Item 8.01 - Other Events.
As previously reported, Riot Platforms, Inc. (“Riot”, the “Company”, “we”, “us”, “our”, etc.) entered into a Controlled Equity OfferingSM Sales Agreement, dated as of August 9, 2023 (the “Sales Agreement”), with Cantor Fitzgerald & Co., B. Riley Securities, Inc., BTIG, LLC, Roth Capital Partners, LLC, Compass Point Research & Trading, LLC, Northland Securities, Inc., Moelis & Company LLC, and Stifel Nicolaus Canada Inc. (each, a “Sales Agent”, and collectively, the “Sales Agents”). Pursuant to the Sales Agreement, we may offer and sell, at our option, an indeterminate number of shares of our common stock, no par value per share (“Common Stock”), through the Sales Agents, from time to time at prevailing market prices in an “at-the-market offering” within the meaning of Rule 415 of the Securities Act of 1933, as amended (the “Securities Act”), including sales made to the public directly on or through the Nasdaq Capital Market and any other trading market for shares of our common stock.
On February 26, 2024, we filed a prospectus supplement with the Securities and Exchange Commission (the “SEC”) related to the Company’s effective Registration Statement on Form S-3ASR (File No. 333-259212) filed with the SEC on August 31, 2021 (the “Registration Statement”) to register the offer and sale of Common Stock pursuant to the Sales Agreement (the “Offering”) having an aggregate initial offering price of up to $750,000,000, (the “Placement Shares”).
On August 9, 2023, we filed a prospectus supplement (the “2023 Prospectus Supplement”) with the SEC related to the Registration Statement to register shares of Common Stock having an aggregate offering price of up to $750,000,000 (the “Prior Offering”). As of February 26, 2024, shares of Common Stock having an aggregate offering price of up to $700,573,772 have been sold under the 2023 Prospectus Supplement. In connection with the Offering, the Prior Offering pursuant to the 2023 Prospectus Supplement is terminated as of February 26, 2024, and no additional shares of Common Stock will be offered or sold under the Sales Agreement pursuant to the 2023 Prospectus Supplement.
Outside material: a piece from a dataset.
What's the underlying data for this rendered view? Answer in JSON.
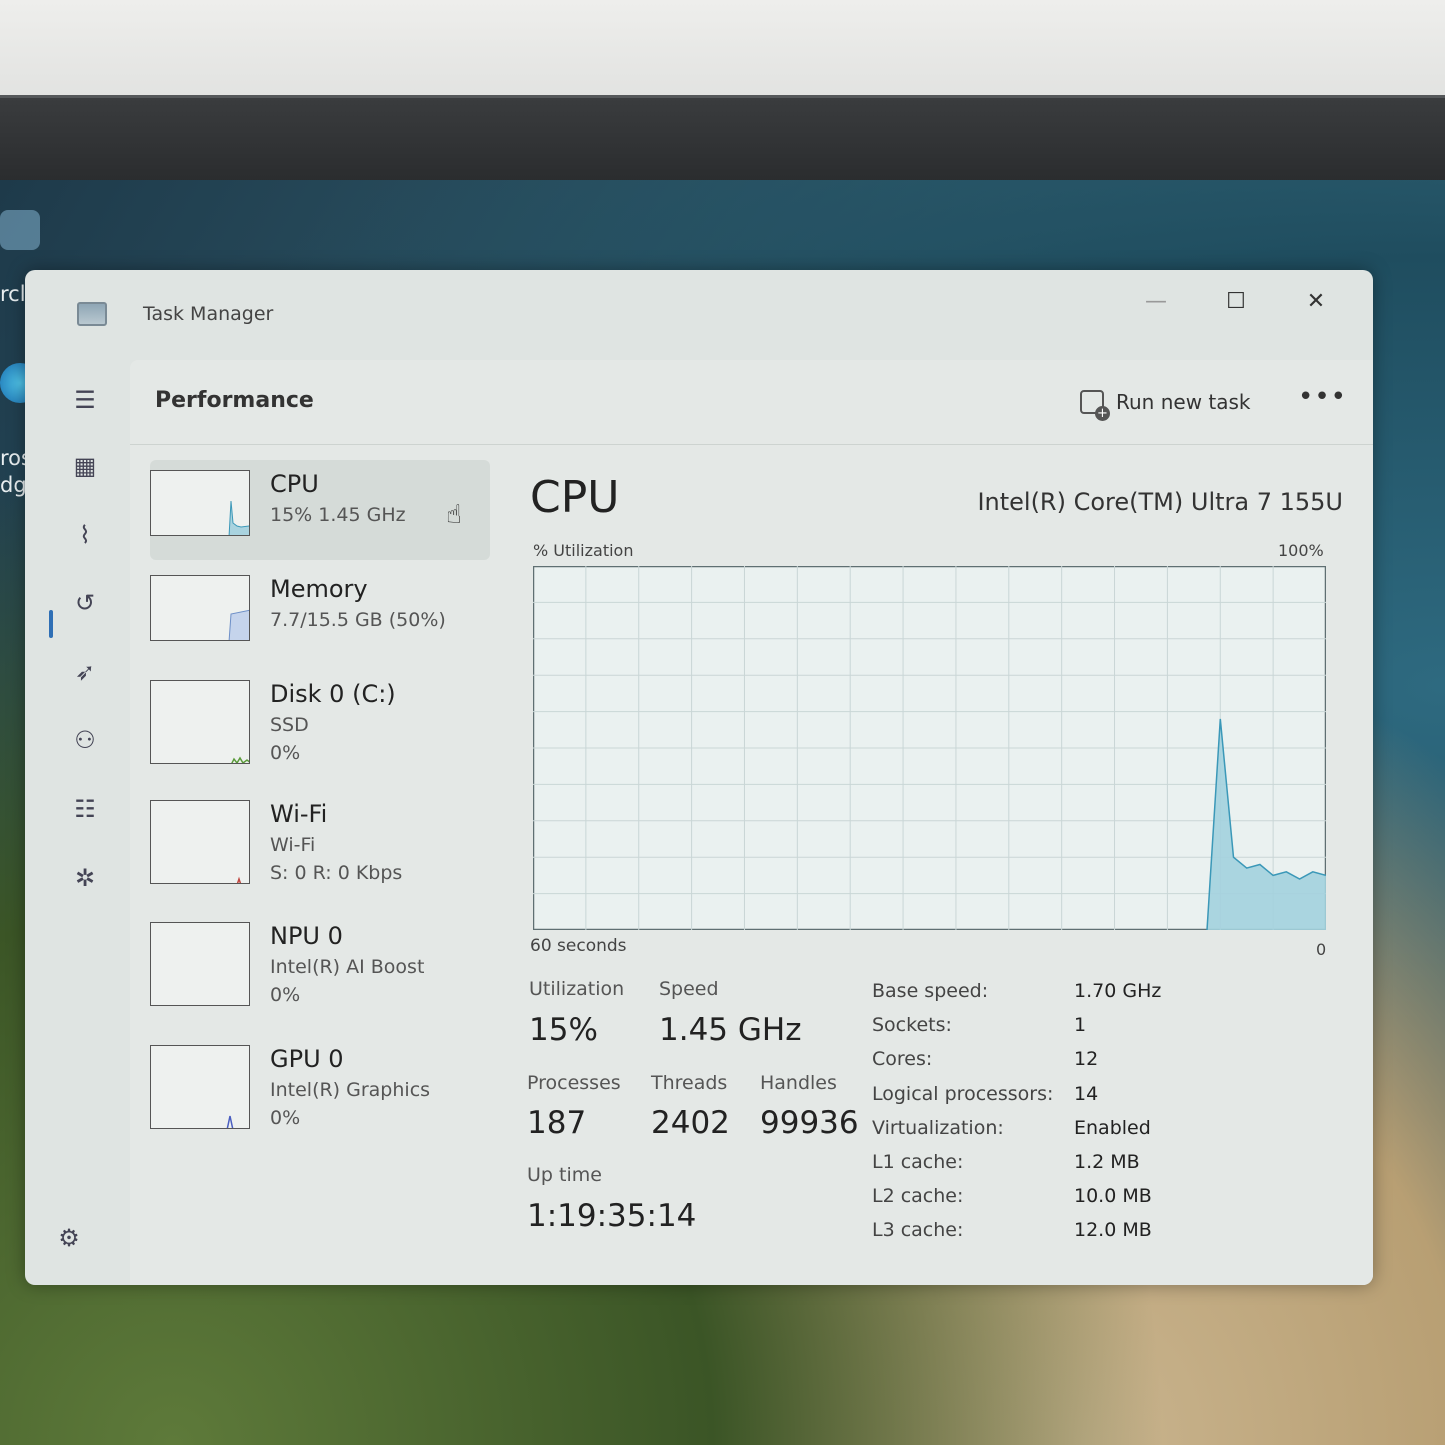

Under the Sales Agreement, we may from time to time deliver placement notices to the Sales Agents designating the number of Placement Shares and the minimum price per share thereof to be offered. However, subject to the terms and conditions of the Sales Agreement, the Sales Agents are not required to sell any specific number or dollar amount of Placement Shares but will act as Sales Agent using their commercially reasonable efforts consistent with their normal trading and sales practices and applicable state and federal laws, rules and regulations and the rules of the Nasdaq Stock Market. We or the Sales Agents may suspend the offering of Placement Shares by notifying the other party. The Offering will terminate upon proper notice by us and/or the Sales Agents or by mutual agreement.
We will pay the Sales Agents a commission of up to 3.0% of the gross sales price of the shares of the Placement Shares sold under the Sales Agreement, and we have also agreed to reimburse the Sales Agents for certain expenses under the Sales Agreement. We made certain customary representations, warranties and covenants concerning the Company and the Placement Shares in the Sales Agreement and also agreed to indemnify the Sales Agents against certain liabilities, including liabilities under the Securities Act and the Securities Exchange Act of 1934, as amended, as set forth in the Sales Agreement.
The foregoing description of the Sales Agreement is a summary and is qualified in its entirety by reference to the Sales Agreement, a copy of which is filed as Exhibit 1.1 to the Company’s Current Report on Form 8-K filed with the SEC on August 9, 2023 and is incorporated herein by reference.
This Current Report on Form 8-K shall not constitute an offer to sell or a solicitation of an offer to buy any securities, nor shall there be any sale of these securities in any state or jurisdiction in which such an offer, solicitation or sale would be unlawful prior to registration or qualification under the securities laws of any such state or other jurisdiction.